When using a pg pool you don’t need to do pool.connect(). This method is intended to create a new client which you only need for persistent connection (eg: when listening to notifications).
So when doing await pool.connect() this was creating a leaky client which didn’t have an error handler, hence the problem when the client disconnected for whatever reason.
I’ve updated my repo. I’ve also deployed the app again on Fly just to confirm but I’m pretty certain this is it.
I still need to figure out how to create a persistent connection for listen/notify but this is another issue.
One thing I will mention is that somehow Heroku PG seems more stable than Fly PG as far as connections go. Even with my leaky setup, I left the app running all night connected to Heroku and the client never disconnected. Not sure if this is related to the keep alive PG settings I mentioned above or what.
(I wrote this up yesterday but totally forgot to hit send so looks like you’ve already figured it out, but there’s an extra tidbit about the error handling so I’m replying anyway)
In your repo you are “checking out” a db client and then not doing anything with it (line 39).
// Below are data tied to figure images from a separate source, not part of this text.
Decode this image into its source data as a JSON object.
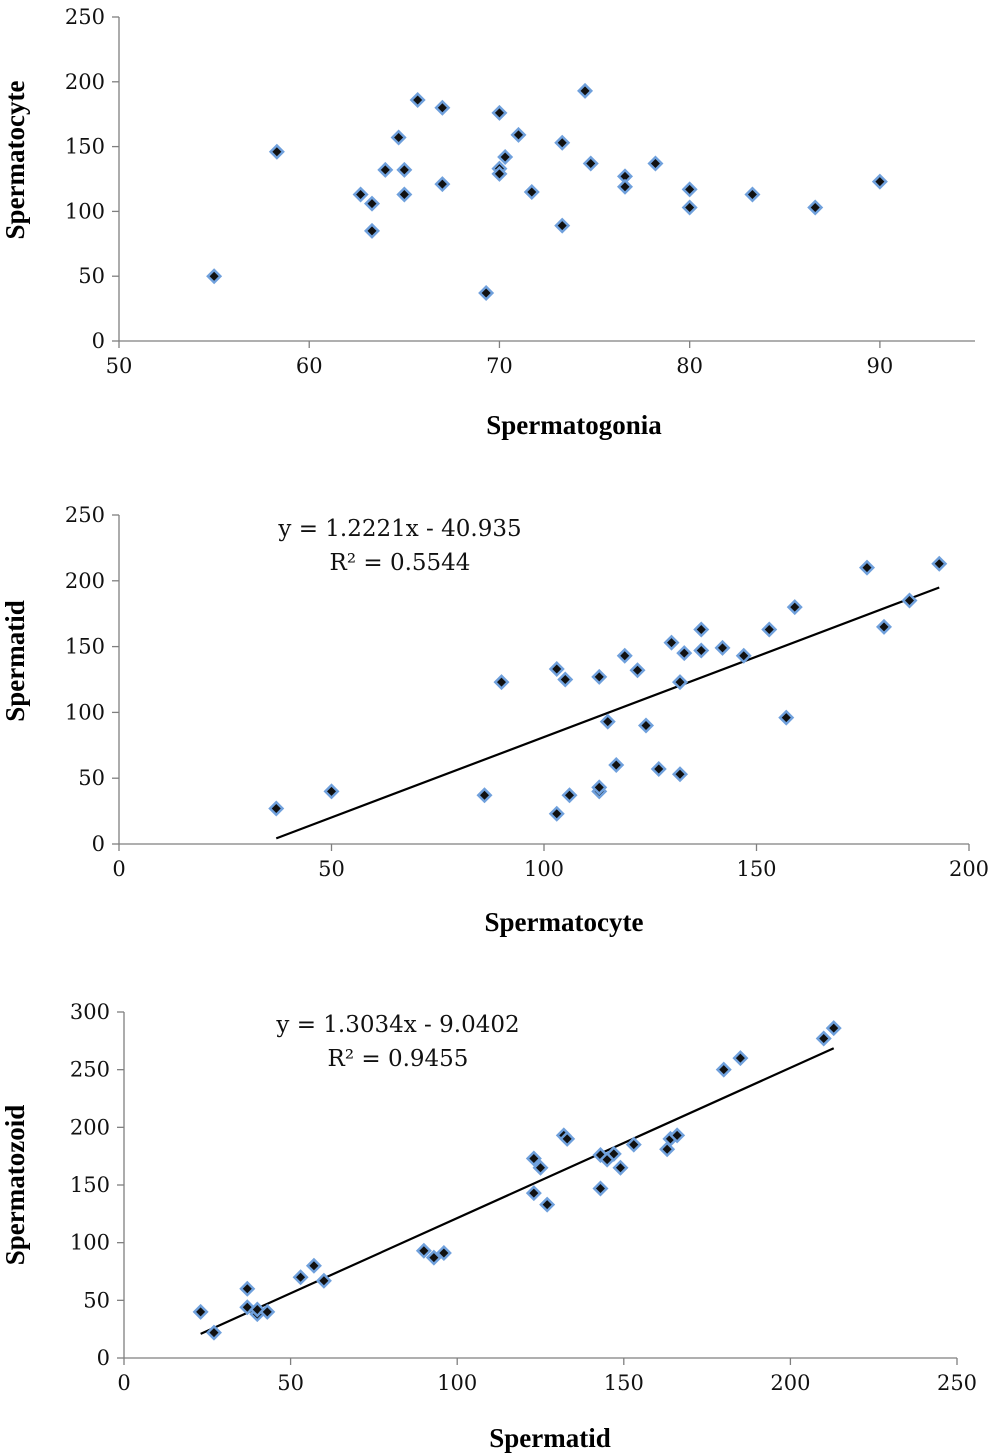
{
  "colors": {
    "marker_outer": "#6fa0dc",
    "marker_inner": "#111111",
    "axis": "#7f7f7f",
    "trendline": "#000000"
  },
  "chart_data": [
    {
      "type": "scatter",
      "xlabel": "Spermatogonia",
      "ylabel": "Spermatocyte",
      "xlim": [
        50,
        95
      ],
      "ylim": [
        0,
        250
      ],
      "xticks": [
        50,
        60,
        70,
        80,
        90
      ],
      "yticks": [
        0,
        50,
        100,
        150,
        200,
        250
      ],
      "points": [
        [
          55.0,
          50
        ],
        [
          58.3,
          146
        ],
        [
          62.7,
          113
        ],
        [
          63.3,
          106
        ],
        [
          63.3,
          85
        ],
        [
          64.0,
          132
        ],
        [
          64.7,
          157
        ],
        [
          65.0,
          132
        ],
        [
          65.0,
          113
        ],
        [
          65.7,
          186
        ],
        [
          67.0,
          180
        ],
        [
          67.0,
          121
        ],
        [
          69.3,
          37
        ],
        [
          70.0,
          176
        ],
        [
          70.0,
          133
        ],
        [
          70.0,
          129
        ],
        [
          70.3,
          142
        ],
        [
          71.0,
          159
        ],
        [
          71.7,
          115
        ],
        [
          73.3,
          153
        ],
        [
          73.3,
          89
        ],
        [
          74.5,
          193
        ],
        [
          74.8,
          137
        ],
        [
          76.6,
          127
        ],
        [
          76.6,
          119
        ],
        [
          78.2,
          137
        ],
        [
          80.0,
          117
        ],
        [
          80.0,
          103
        ],
        [
          83.3,
          113
        ],
        [
          86.6,
          103
        ],
        [
          90.0,
          123
        ]
      ],
      "trendline": null,
      "equation": "",
      "r2": ""
    },
    {
      "type": "scatter",
      "xlabel": "Spermatocyte",
      "ylabel": "Spermatid",
      "xlim": [
        0,
        200
      ],
      "ylim": [
        0,
        250
      ],
      "xticks": [
        0,
        50,
        100,
        150,
        200
      ],
      "yticks": [
        0,
        50,
        100,
        150,
        200,
        250
      ],
      "points": [
        [
          37,
          27
        ],
        [
          50,
          40
        ],
        [
          86,
          37
        ],
        [
          90,
          123
        ],
        [
          103,
          133
        ],
        [
          103,
          23
        ],
        [
          105,
          125
        ],
        [
          106,
          37
        ],
        [
          113,
          40
        ],
        [
          113,
          43
        ],
        [
          113,
          127
        ],
        [
          115,
          93
        ],
        [
          117,
          60
        ],
        [
          119,
          143
        ],
        [
          122,
          132
        ],
        [
          124,
          90
        ],
        [
          127,
          57
        ],
        [
          130,
          153
        ],
        [
          132,
          123
        ],
        [
          132,
          53
        ],
        [
          133,
          145
        ],
        [
          137,
          163
        ],
        [
          137,
          147
        ],
        [
          142,
          149
        ],
        [
          147,
          143
        ],
        [
          153,
          163
        ],
        [
          157,
          96
        ],
        [
          159,
          180
        ],
        [
          176,
          210
        ],
        [
          180,
          165
        ],
        [
          186,
          185
        ],
        [
          193,
          213
        ]
      ],
      "trendline": {
        "slope": 1.2221,
        "intercept": -40.935,
        "x_range": [
          37,
          193
        ]
      },
      "equation": "y = 1.2221x - 40.935",
      "r2": "R² = 0.5544"
    },
    {
      "type": "scatter",
      "xlabel": "Spermatid",
      "ylabel": "Spermatozoid",
      "xlim": [
        0,
        250
      ],
      "ylim": [
        0,
        300
      ],
      "xticks": [
        0,
        50,
        100,
        150,
        200,
        250
      ],
      "yticks": [
        0,
        50,
        100,
        150,
        200,
        250,
        300
      ],
      "points": [
        [
          23,
          40
        ],
        [
          27,
          22
        ],
        [
          37,
          60
        ],
        [
          37,
          44
        ],
        [
          40,
          38
        ],
        [
          40,
          42
        ],
        [
          43,
          40
        ],
        [
          53,
          70
        ],
        [
          57,
          80
        ],
        [
          60,
          67
        ],
        [
          90,
          93
        ],
        [
          93,
          87
        ],
        [
          96,
          91
        ],
        [
          123,
          143
        ],
        [
          123,
          173
        ],
        [
          125,
          165
        ],
        [
          127,
          133
        ],
        [
          132,
          193
        ],
        [
          133,
          190
        ],
        [
          143,
          147
        ],
        [
          143,
          176
        ],
        [
          145,
          172
        ],
        [
          147,
          177
        ],
        [
          149,
          165
        ],
        [
          153,
          185
        ],
        [
          163,
          181
        ],
        [
          164,
          190
        ],
        [
          166,
          193
        ],
        [
          180,
          250
        ],
        [
          185,
          260
        ],
        [
          210,
          277
        ],
        [
          213,
          286
        ]
      ],
      "trendline": {
        "slope": 1.3034,
        "intercept": -9.0402,
        "x_range": [
          23,
          213
        ]
      },
      "equation": "y = 1.3034x - 9.0402",
      "r2": "R² = 0.9455"
    }
  ]
}
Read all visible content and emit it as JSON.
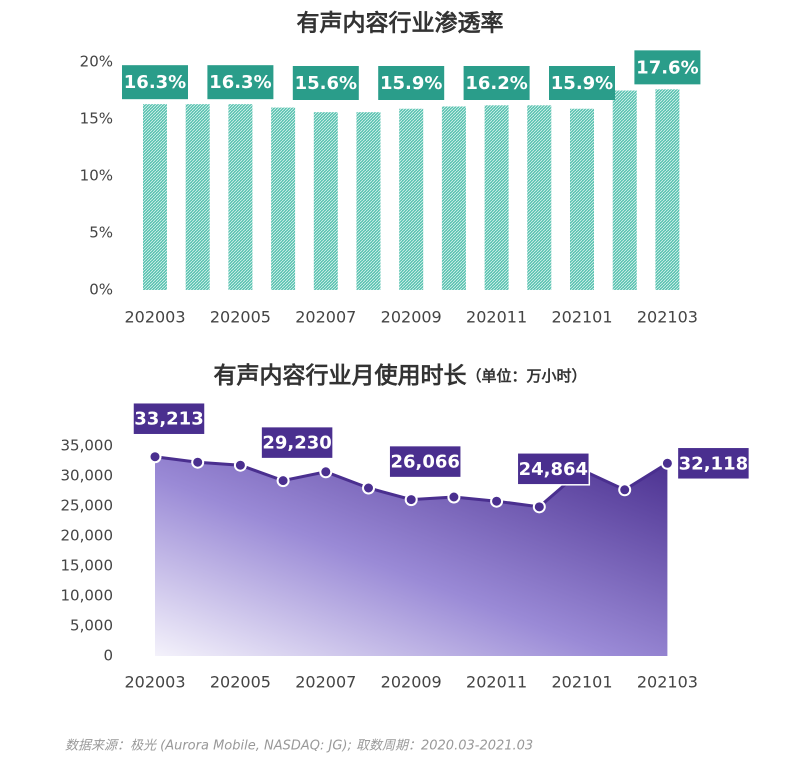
{
  "chart_data": [
    {
      "type": "bar",
      "title": "有声内容行业渗透率",
      "categories": [
        "202003",
        null,
        "202005",
        null,
        "202007",
        null,
        "202009",
        null,
        "202011",
        null,
        "202101",
        null,
        "202103"
      ],
      "values": [
        16.3,
        16.3,
        16.3,
        16.0,
        15.6,
        15.6,
        15.9,
        16.1,
        16.2,
        16.2,
        15.9,
        17.5,
        17.6
      ],
      "value_labels": [
        "16.3%",
        null,
        "16.3%",
        null,
        "15.6%",
        null,
        "15.9%",
        null,
        "16.2%",
        null,
        "15.9%",
        null,
        "17.6%"
      ],
      "color": "#5cc4b2",
      "label_color": "#2a9d8a",
      "ylim": [
        0,
        20
      ],
      "yticks": [
        {
          "value": 0,
          "label": "0%"
        },
        {
          "value": 5,
          "label": "5%"
        },
        {
          "value": 10,
          "label": "10%"
        },
        {
          "value": 15,
          "label": "15%"
        },
        {
          "value": 20,
          "label": "20%"
        }
      ]
    },
    {
      "type": "area",
      "title": "有声内容行业月使用时长",
      "unit": "（单位：万小时）",
      "categories": [
        "202003",
        null,
        "202005",
        null,
        "202007",
        null,
        "202009",
        null,
        "202011",
        null,
        "202101",
        null,
        "202103"
      ],
      "values": [
        33213,
        32300,
        31800,
        29230,
        30700,
        28000,
        26066,
        26500,
        25800,
        24864,
        31000,
        27700,
        32118
      ],
      "value_labels": [
        "33,213",
        null,
        null,
        "29,230",
        null,
        null,
        "26,066",
        null,
        null,
        "24,864",
        null,
        null,
        "32,118"
      ],
      "color": "#4a2f8f",
      "ylim": [
        0,
        35000
      ],
      "yticks": [
        0,
        {
          "value": 5000,
          "label": "5,000"
        },
        {
          "value": 10000,
          "label": "10,000"
        },
        {
          "value": 15000,
          "label": "15,000"
        },
        {
          "value": 20000,
          "label": "20,000"
        },
        {
          "value": 25000,
          "label": "25,000"
        },
        {
          "value": 30000,
          "label": "30,000"
        },
        {
          "value": 35000,
          "label": "35,000"
        }
      ]
    }
  ],
  "footnote": "数据来源：极光 (Aurora Mobile, NASDAQ: JG); 取数周期：2020.03-2021.03"
}
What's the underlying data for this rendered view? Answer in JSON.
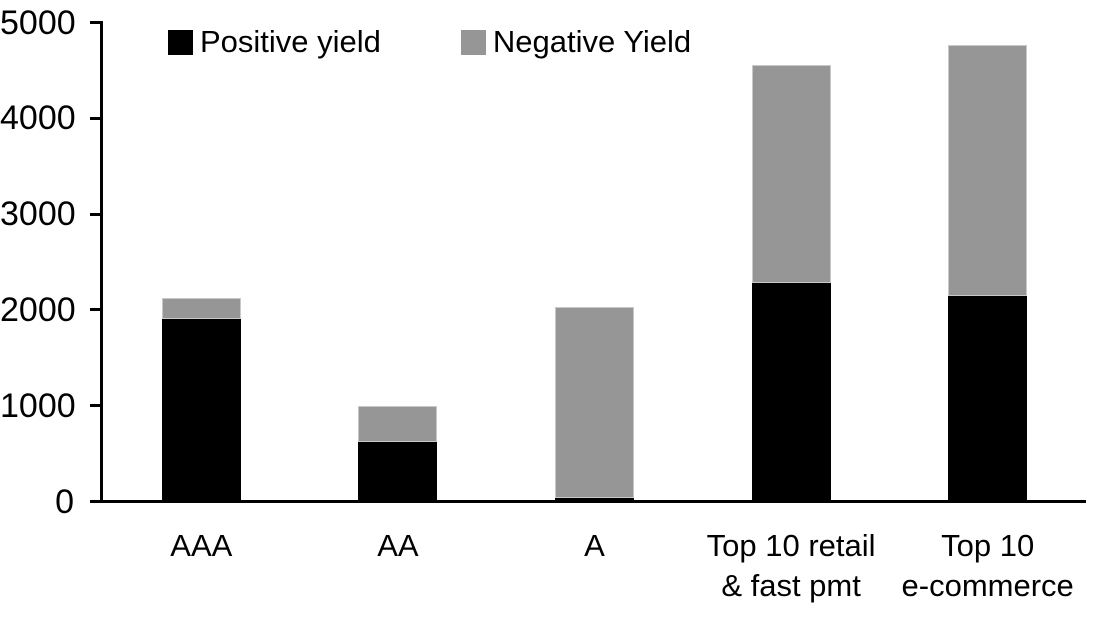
{
  "chart_data": {
    "type": "bar",
    "stacked": true,
    "title": "",
    "categories": [
      "AAA",
      "AA",
      "A",
      "Top 10 retail\n& fast pmt",
      "Top 10\ne-commerce"
    ],
    "series": [
      {
        "name": "Positive yield",
        "color": "#000000",
        "values": [
          1900,
          620,
          40,
          2280,
          2150
        ]
      },
      {
        "name": "Negative Yield",
        "color": "#969696",
        "values": [
          220,
          380,
          1990,
          2280,
          2610
        ]
      }
    ],
    "totals": [
      2120,
      1000,
      2030,
      4560,
      4760
    ],
    "xlabel": "",
    "ylabel": "",
    "ylim": [
      0,
      5000
    ],
    "ytick_labels": [
      "0",
      "1000",
      "2000",
      "3000",
      "4000",
      "5000"
    ],
    "grid": false,
    "legend_position": "top"
  },
  "colors": {
    "positive": "#000000",
    "negative": "#969696",
    "axis": "#000000",
    "background": "#ffffff"
  }
}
What is happening is that the connection terminates somehow and the client is throwing an error. While the db client is “checked out” you are responsible for handling errors, not the pool.
If you instead store the “checked out” db client into a variable const client = await pg.connect()
and attach an error handler to it client.on('error', (err) => console.log(err))
then the connection terminated unexpectedly errors shouldn’t cause your app to crash.
Yeah, the confusion for me was not understanding that pool.connect() doesn’t really connect to the db but instead creates a new connected client.
Clients are created and handled automatically when doing pool.query() but an error handler still needs to be added to the pool itself (in case any of the automatically managed clients receives an error). But as you pointed out, when checking out a client manually with pool.connect() the error handler also needs to be added manually.